Since I'm not much a sailor, I never really worried about vectors but I remember them. And the whole "compute the accelaration" thing doesn't get used much. I just push down the pedal and car makes go fast.

While I was proctoring, I discovered, though, that what I learned as the "left hand rule" is now the "right hand rule"! What the hey? When did that happen? Now, true, my grasp of physics is so limited that when I drop a ball is doesn't hit the ground, but I'm pretty sure that it was the left hand rule and it had something to do with electric current or hitchhiking. The details are not clear -- I took the final in 1985 and didn't do especially well. In fact, I felt that the most precise answer to most questions on a physics test was either "why ask me?" or "yep, that's a toughie". Strangely, those same answers worked for other science and math tests. Talk about grand unification theory!

I have, though, determined that physics, as a discpline has a lock on the best word problems. If you are taking a biology test, you get prompts like, "You eat a piece of cherry pie. Then what happens?" Not very interesting.

Or chemistry? "You add some green powder to some red liquid and light a fire -- present the formula for the brown sludge you have to comb out of your hair after the explosion." I mean, sure, "explosion" but still, meh.

Then you get to physics: "you are holding on end of a mile long spring as you float, alone in the depths of space. How high and how quickly does anyone have to send a magnetic pulse through the aither so that light will refract in a way to close a circuit without any loss of acoustic energy?"

Now that's a prompt.

Thursday, June 5, 2025

The Uniform Code

 I crave consistency and predictability. I like to feel in control, so I go places early, thus controlling when I arrive. This all provides a blanket of regularity -- a reassurance that all makes sense.
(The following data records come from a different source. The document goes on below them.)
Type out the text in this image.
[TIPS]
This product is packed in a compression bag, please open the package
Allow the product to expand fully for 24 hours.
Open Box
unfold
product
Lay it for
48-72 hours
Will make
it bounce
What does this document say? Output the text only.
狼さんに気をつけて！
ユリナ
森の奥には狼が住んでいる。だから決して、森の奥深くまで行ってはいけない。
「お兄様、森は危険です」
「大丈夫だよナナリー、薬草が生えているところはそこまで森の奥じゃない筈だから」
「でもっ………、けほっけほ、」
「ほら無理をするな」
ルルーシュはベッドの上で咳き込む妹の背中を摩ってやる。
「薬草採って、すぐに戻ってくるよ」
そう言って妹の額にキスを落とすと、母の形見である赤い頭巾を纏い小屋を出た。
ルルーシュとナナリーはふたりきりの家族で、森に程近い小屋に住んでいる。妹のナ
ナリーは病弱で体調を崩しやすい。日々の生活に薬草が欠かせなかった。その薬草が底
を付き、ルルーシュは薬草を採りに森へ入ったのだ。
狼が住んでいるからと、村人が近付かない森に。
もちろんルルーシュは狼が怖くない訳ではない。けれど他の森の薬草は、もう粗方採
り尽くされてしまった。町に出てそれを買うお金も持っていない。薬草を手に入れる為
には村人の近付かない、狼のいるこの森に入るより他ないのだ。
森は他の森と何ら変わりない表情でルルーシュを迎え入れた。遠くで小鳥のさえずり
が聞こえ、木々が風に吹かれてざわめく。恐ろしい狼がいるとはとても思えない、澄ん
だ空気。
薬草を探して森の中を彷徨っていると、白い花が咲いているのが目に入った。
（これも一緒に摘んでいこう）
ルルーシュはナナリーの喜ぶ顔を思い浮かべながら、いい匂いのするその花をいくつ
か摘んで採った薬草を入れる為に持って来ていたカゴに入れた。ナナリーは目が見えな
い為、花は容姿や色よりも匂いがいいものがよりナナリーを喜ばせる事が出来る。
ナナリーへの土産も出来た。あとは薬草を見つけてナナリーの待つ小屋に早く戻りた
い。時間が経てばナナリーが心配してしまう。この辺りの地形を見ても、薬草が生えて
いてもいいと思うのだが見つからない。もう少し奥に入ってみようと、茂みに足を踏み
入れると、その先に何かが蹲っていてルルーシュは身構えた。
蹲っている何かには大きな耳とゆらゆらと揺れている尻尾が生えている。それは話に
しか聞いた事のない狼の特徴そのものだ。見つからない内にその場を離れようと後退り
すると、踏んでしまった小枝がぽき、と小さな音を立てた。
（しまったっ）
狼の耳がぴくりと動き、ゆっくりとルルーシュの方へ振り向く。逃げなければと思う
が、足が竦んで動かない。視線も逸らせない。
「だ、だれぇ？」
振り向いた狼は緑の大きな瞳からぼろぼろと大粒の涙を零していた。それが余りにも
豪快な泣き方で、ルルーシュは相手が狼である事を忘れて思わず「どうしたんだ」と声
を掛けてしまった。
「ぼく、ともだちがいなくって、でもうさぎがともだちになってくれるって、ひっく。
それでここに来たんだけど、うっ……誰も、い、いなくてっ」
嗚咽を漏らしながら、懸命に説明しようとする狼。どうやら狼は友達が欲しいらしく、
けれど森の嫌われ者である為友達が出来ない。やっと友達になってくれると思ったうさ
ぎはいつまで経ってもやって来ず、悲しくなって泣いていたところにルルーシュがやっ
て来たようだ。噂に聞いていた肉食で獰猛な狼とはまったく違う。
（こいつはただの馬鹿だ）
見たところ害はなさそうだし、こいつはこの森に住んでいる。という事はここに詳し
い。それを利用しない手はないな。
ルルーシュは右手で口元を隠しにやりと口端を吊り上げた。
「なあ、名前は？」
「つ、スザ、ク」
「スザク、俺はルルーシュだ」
So imagine my surprise when I turned on the Mets game and saw jerseys like this


I thought I was watching a Rockies game (or a Mariners game). But, no -- this is a Mets uniform which just looks like a Rockies uniform. Or a Mariners uniform.

It used to be so simple. When your team is the home team, it wears a bright white uniform. For away games, your team wears gray ones. If your team colors were blue and orange, the accents would be blue and orange. That was a rule and it made things make sense. Then suddenly, my team has a blue uniform (that's OK, the team colors include blue) and a black uniform, a red uniform and 


 and a green one



I turn on some game and the team in coral with reflective black lettering is playing the team in vermillion with neon lettering but tomorrow, they will be the team in the pixelated grayscale camouflage playing the infrared team wearing the yellow caps to commemorate the loss of the team owner's favorite chimp. Much like Dolly Parton and wigs, the teem never wears the same uniform twice. Now I understand that this is a marketing ploy to get fans to shell out for a uniform in each flavor with every and any font but I shouldn't have to be looking at a color chart to figure out who the home team is.

Home uniform, away uniform. That's all the world needs.